Sul fianco della montagna

(Casale, Corte, Valle, Cenghia, Chiesa di Semonzo, Caserboli, Frison, Appocastello, Borso centro, Chiesa Parrocchiale, Madonna della Salute, Crosera, Viei)

Dalla località Olmo, Trattoria alla Croce, parte Via Casale (uno degli accessi della strada Giardino) che attraversa la più antica contrada di Semonzo: documenti medievali parlano di Submontio vel Casale.
Architettonicamente interessante è il complesso unico di abitazioni che fiancheggiano la strada, dall’andamento mosso, curvilineo, con rientranze e sporgenze e con i sottoportici che introducono ai cortili interni usati come aie. È andato perduto anche l’ultimo segno, una meridiana, di quell’edificio che tradizioni orali, e non sempre chiare, indicano come un antico convento.

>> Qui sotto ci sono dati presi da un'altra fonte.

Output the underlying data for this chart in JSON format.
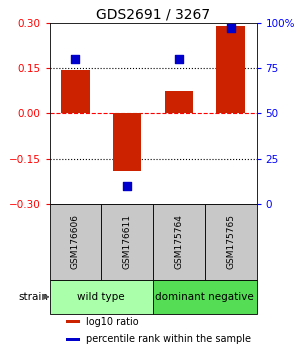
{
  "title": "GDS2691 / 3267",
  "samples": [
    "GSM176606",
    "GSM176611",
    "GSM175764",
    "GSM175765"
  ],
  "log10_ratio": [
    0.143,
    -0.19,
    0.073,
    0.29
  ],
  "percentile_rank": [
    80,
    10,
    80,
    97
  ],
  "ylim_left": [
    -0.3,
    0.3
  ],
  "ylim_right": [
    0,
    100
  ],
  "yticks_left": [
    -0.3,
    -0.15,
    0,
    0.15,
    0.3
  ],
  "yticks_right": [
    0,
    25,
    50,
    75,
    100
  ],
  "ytick_labels_right": [
    "0",
    "25",
    "50",
    "75",
    "100%"
  ],
  "hlines": [
    0.15,
    0.0,
    -0.15
  ],
  "hline_colors": [
    "black",
    "red",
    "black"
  ],
  "bar_color": "#cc2200",
  "dot_color": "#0000cc",
  "strain_groups": [
    {
      "label": "wild type",
      "start": 0,
      "end": 2,
      "color": "#aaffaa"
    },
    {
      "label": "dominant negative",
      "start": 2,
      "end": 4,
      "color": "#55dd55"
    }
  ],
  "legend_items": [
    {
      "color": "#cc2200",
      "label": "log10 ratio"
    },
    {
      "color": "#0000cc",
      "label": "percentile rank within the sample"
    }
  ],
  "background_color": "#ffffff",
  "sample_box_color": "#c8c8c8",
  "title_fontsize": 10,
  "tick_fontsize": 7.5,
  "sample_fontsize": 6.5,
  "strain_fontsize": 7.5,
  "legend_fontsize": 7
}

Il capitello di S. Orsola si colloca all’incrocio fra la continuazione di Via Casale (qualche centinaio di metri più avanti è degno di visita un altro capitello recante un affresco di squisita esecuzione Madonna con i Santi Severo, Rocco, Sebastiano e Luigi), via Celli e la vecchia via Tedesca (Casale Nuovo) che attraversa una zona residenziale, un tempo di campagna, detta “Masaroi” (da “masaron”, accrescitivo di “masiera, masgiera”). Il territorio suggerisce nella distribuzione dei poderi il reticolato proprio delle centuriazioni romane e l’esistenza di argini di difesa in terrapieno attesta che veniva spesso allagato dalle acque provenienti dalle paurose piene della valle del Caldieron.

La via Tedesca collega, parallelamente a Via Molinetto, Borso con Romano, passando per Corte. È evidente nel toponimo il riferimento alla vicinanza del castello dei Vescovi di Treviso sulla Rocca antistante o alla presenza ezzeliniana. Il borgo si distende ai piedi di dolcissime colline fra le quali il “Col delle Strighe”.

Il nome è molto probabilmente legato alla credenza che dopo il Concilio di Trento tutte le streghe siano state cacciate nell’adiacente Valle di S. Felicita.

Per giungere in Valle si ha modo di gustare uno degli angoli più pittoreschi del paese. Al limitare del bosco sorgono una chiesetta dedicata a S. Felicita, un vecchio forno, un ampio edificio che, attualmente casa colonica, in età medievale fu ospizio per pellegrini. L’attuale struttura risale al secolo XVIII.

Il luogo doveva essere abitato e rinomato in epoca assai più antica, come sostengono alcuni storici, rifacendosi al documento dell’anno 1000, in cui l’imperatore Ottone III concesse a Rambaldo di Collalto, conte di Treviso, di aprire un mercato: “diamo il consenso di edificare un foro ossia un mercato in Valle di S. Felicita ...”. I termini “foro” o “mercato” fanno pensare non ad un modesto mercato settimanale, ma ad una fiera annuale o semestrale (il che è provato dagli statuti del Comune di Treviso nei quali si legge «Sia lecito agli uomini di Montebelluna di avere e tenere mercato dodici volte all’anno e non più di uno al mese, ma che non coincida con la fiera di S. Lucia, di S. Felicita e di Castelfranco») che il conte Rambaldo avrebbe potuto regolare come meglio credeva, assicurandone il buon funzionamento e perseguendo coloro che avessero commesso qualche reato.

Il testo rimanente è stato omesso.